© Pourquoi pas toi
Publié le 27/11/25
Une nouvelle équipe, une nouvelle vision, une nouvelle dynamique. Et toujours cette impression qu’on redécouvre l’eau chaude. Cette fois, c’est le “parcours vers l’emploi gradué et intégré” qui fait son entrée. Un revirement de paradigme, nous dit-on : une politique d’insertion centrée sur les besoins de la personne éloignée de l’emploi.
Vraiment ?
Comme si nous avions attendu les injonctions des nouvelles équipes ministérielles pour nous en soucier ! Après tout, c’est l’essence même des CISP, un de leurs fondamentaux, de faire progresser le stagiaire dans son projet professionnel, et tenter de répondre dans le même temps aux besoins du monde du travail, de travailler à “l’employabilité”. Tout un programme.

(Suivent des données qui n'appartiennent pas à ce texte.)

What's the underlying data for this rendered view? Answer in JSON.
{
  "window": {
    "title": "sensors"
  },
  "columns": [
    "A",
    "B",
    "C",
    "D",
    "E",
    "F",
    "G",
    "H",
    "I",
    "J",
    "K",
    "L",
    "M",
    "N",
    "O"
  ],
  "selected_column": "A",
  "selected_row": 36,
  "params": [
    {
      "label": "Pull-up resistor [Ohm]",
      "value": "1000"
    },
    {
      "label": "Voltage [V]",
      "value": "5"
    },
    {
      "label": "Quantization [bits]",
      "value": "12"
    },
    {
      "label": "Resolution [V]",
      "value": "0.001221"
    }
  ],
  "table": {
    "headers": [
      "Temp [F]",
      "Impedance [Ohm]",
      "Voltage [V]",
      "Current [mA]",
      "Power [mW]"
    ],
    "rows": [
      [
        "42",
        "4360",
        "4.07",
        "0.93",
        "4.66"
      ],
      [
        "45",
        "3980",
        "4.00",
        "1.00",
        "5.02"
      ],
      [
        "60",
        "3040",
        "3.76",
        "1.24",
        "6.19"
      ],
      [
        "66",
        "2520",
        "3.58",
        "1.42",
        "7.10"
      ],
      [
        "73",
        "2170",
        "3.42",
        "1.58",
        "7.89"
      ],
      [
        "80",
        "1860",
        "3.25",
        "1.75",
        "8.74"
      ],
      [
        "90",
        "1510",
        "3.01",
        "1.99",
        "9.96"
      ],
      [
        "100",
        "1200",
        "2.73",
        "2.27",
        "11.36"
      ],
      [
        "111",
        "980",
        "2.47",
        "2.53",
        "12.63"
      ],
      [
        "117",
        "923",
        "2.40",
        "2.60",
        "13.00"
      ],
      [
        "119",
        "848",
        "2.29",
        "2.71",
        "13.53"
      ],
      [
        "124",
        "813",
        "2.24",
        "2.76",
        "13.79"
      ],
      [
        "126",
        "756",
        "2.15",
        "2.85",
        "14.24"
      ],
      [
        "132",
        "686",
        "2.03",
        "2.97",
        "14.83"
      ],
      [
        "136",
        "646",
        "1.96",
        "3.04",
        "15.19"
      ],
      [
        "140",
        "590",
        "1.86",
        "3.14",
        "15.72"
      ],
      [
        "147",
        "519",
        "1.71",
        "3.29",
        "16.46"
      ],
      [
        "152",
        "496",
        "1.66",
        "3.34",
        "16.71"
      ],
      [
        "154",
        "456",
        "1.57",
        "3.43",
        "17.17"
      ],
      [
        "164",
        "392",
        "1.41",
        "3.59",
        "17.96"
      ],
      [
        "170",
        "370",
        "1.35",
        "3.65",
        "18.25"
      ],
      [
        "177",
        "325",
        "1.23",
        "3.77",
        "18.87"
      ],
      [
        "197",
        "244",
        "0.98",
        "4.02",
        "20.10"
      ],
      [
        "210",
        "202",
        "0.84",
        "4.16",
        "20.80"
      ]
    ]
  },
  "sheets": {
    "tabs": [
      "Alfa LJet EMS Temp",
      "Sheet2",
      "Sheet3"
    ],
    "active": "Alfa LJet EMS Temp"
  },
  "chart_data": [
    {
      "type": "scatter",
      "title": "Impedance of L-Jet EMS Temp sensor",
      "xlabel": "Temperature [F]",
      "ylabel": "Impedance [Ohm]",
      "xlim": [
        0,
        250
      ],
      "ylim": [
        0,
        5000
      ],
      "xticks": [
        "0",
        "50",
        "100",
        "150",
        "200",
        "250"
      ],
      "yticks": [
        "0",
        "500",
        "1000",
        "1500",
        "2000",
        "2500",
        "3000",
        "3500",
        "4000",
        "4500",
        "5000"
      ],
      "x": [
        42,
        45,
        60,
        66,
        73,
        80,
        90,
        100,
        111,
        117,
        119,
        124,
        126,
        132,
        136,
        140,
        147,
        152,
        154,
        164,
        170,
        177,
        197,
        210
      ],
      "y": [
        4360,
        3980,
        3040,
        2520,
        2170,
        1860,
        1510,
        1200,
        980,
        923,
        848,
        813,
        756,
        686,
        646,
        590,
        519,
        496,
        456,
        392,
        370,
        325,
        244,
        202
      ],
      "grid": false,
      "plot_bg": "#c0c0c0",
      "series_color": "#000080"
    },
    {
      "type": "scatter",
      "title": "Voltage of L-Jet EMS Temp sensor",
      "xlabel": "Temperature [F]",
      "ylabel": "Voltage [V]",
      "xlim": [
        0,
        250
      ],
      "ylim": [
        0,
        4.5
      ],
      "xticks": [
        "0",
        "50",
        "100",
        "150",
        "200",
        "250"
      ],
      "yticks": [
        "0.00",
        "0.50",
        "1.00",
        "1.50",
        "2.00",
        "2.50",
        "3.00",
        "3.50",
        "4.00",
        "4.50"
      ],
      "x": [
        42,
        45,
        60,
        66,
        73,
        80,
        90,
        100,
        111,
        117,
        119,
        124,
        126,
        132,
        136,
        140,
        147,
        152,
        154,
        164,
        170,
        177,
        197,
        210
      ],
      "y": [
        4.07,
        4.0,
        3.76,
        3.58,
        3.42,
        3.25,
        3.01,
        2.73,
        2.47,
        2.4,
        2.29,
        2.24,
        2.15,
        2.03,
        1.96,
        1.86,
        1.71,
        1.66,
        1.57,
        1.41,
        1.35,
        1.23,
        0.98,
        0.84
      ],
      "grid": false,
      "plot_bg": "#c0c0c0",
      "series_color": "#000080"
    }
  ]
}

Et ce n’est pas tout : en CISP, le stagiaire entre dans une dynamique positive, un environnement qui favorise l’estime de soi et redéploie les savoir être et savoir-vivre en société, qui mobilise.

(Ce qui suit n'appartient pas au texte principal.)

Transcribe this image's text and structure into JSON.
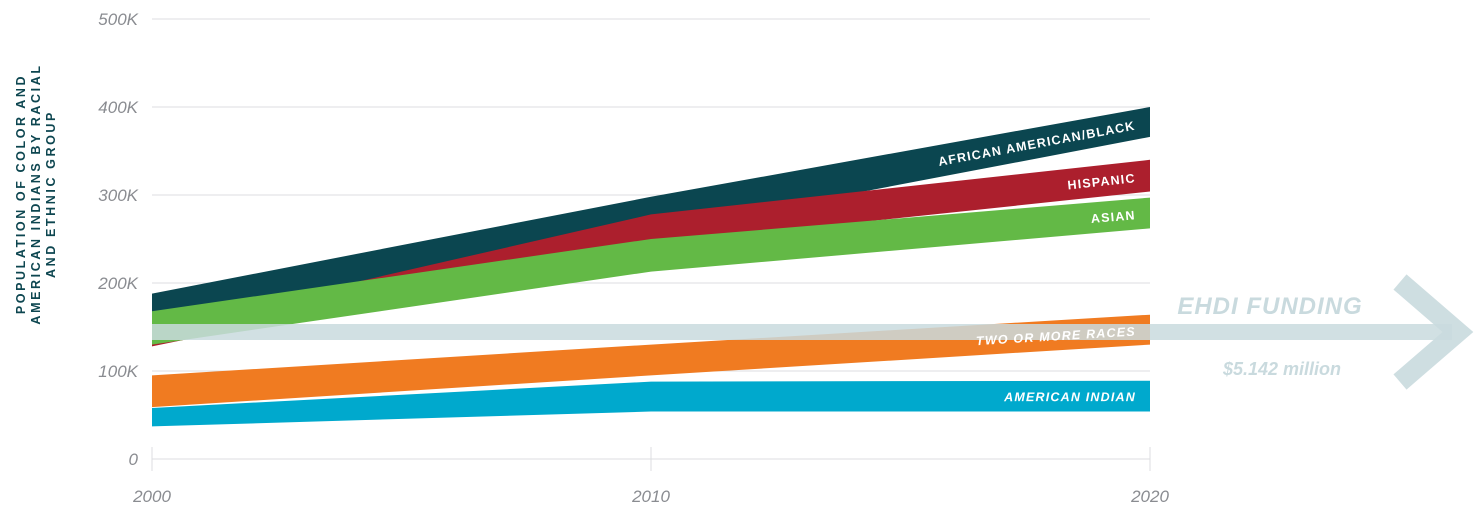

Accompagnateurs psycho-sociaux, référents mobilité, mise en place de filières spécifiques pour les publics en incapacité de travail de longue durée, pour les personnes détenues… Tout cela participe à une approche globale de la personne misant sur la confiance en soi, en l’autre, pour inclure.
Le travail collaboratif avec les opérateurs publics de formation, avec les dispositifs de validation des compétences, favorise la certification. La création d’un réseau local solide avec le monde entrepreneurial, construit patiemment depuis des années – parfois des décennies –, permet d’ajuster les modules de formation et de mener à l’emploi.
Les CISP proposent une approche qui part des besoins et du projet professionnel de chacun des stagiaires, une approche qui respecte leurs choix. Nous savons que ce n’est pas gagné pour tous. Nous savons que les parcours linéaires n’existent pas pour les publics qui sont les nôtres. A contrario, nous savons les trajectoires sinueuses, compliquées, parfois chaotiques.
Alors, attention aux solutions simplistes ! Souvenons-nous de la mise en place des trajets de soins dans le secteur de la santé. Pensés pour fluidifier, leur logique trop rigide, trop cloisonnée a fini par exclure au lieu d’inclure. Aujourd’hui, une réflexion et un travail de longue haleine sont menés avec tous les acteurs, à différents niveaux (micro-, méso-, macro-), pour en corriger les écueils et mettre en place une culture de soins intégrés.
Alors si l’on veut réinventer la notion de parcours, faisons-le correctement et ensemble, monde politique et acteurs de terrain.
Car entrer dans une dynamique “intégrée”, ce n’est pas un simple changement de vocabulaire. C’est un changement de culture. Cela exige que chaque acteur prenne le temps de se concerter et se coordonner avec les autres afin de répondre au mieux aux besoins des demandeurs d’emploi. Ce travail déjà bien entamé doit pouvoir se poursuivre : reconnaître et articuler au mieux les complémentarités entre opérateurs.
La place des CISP doit être reconnue.
Pourquoi devons-nous justifier que nous ne faisons pas “que” du préqualifiant ? Pourquoi devons-nous encore et toujours défendre notre approche holistique qui travaille tout autant à l’acquisition et au renforcement des compétences qu’à la levée des freins à l’emploi ? Pourquoi devons-nous sans cesse réexpliquer notre expertise ? Quand va-t-on enfin nous reconnaître comme un acteur de proximité de l’inclusion socioprofessionnelle ?
Nous sommes des acteurs de confiance. Nous sommes des acteurs qui articulons projet professionnel et besoins du marché du travail. Nous sommes des acteurs qui offrons une réponse intégrée aux défis de l’insertion.
Plutôt que de réinventer la roue, nous aimerions qu’on fasse appel à notre expertise et à notre expérience pour construire ensemble.
Car, pendant ce temps, les enjeux sociaux et sociétaux s’accumulent : l’accueil de nouveaux publics, la détérioration de la santé mentale, la crise du logement, les problèmes d’accès à la mobilité, la fracture numérique, la précarisation galopante…
Autant de défis qui exigent coordination, intelligence collective, et reconnaissance mutuelle.
Aujourd’hui, le dialogue avec le gouvernement wallon est difficile. Les CISP sont caricaturés, pas concertés, pas écoutés. Les mesures sont imposées d’en haut, alors que nous sommes en attente d’un travail collectif et respectueux, qui permet aux acteurs de coconstruire sereinement ce parcours intégré, dans une démarche d’amélioration continue et de reconnaissance des plus-values de chacun.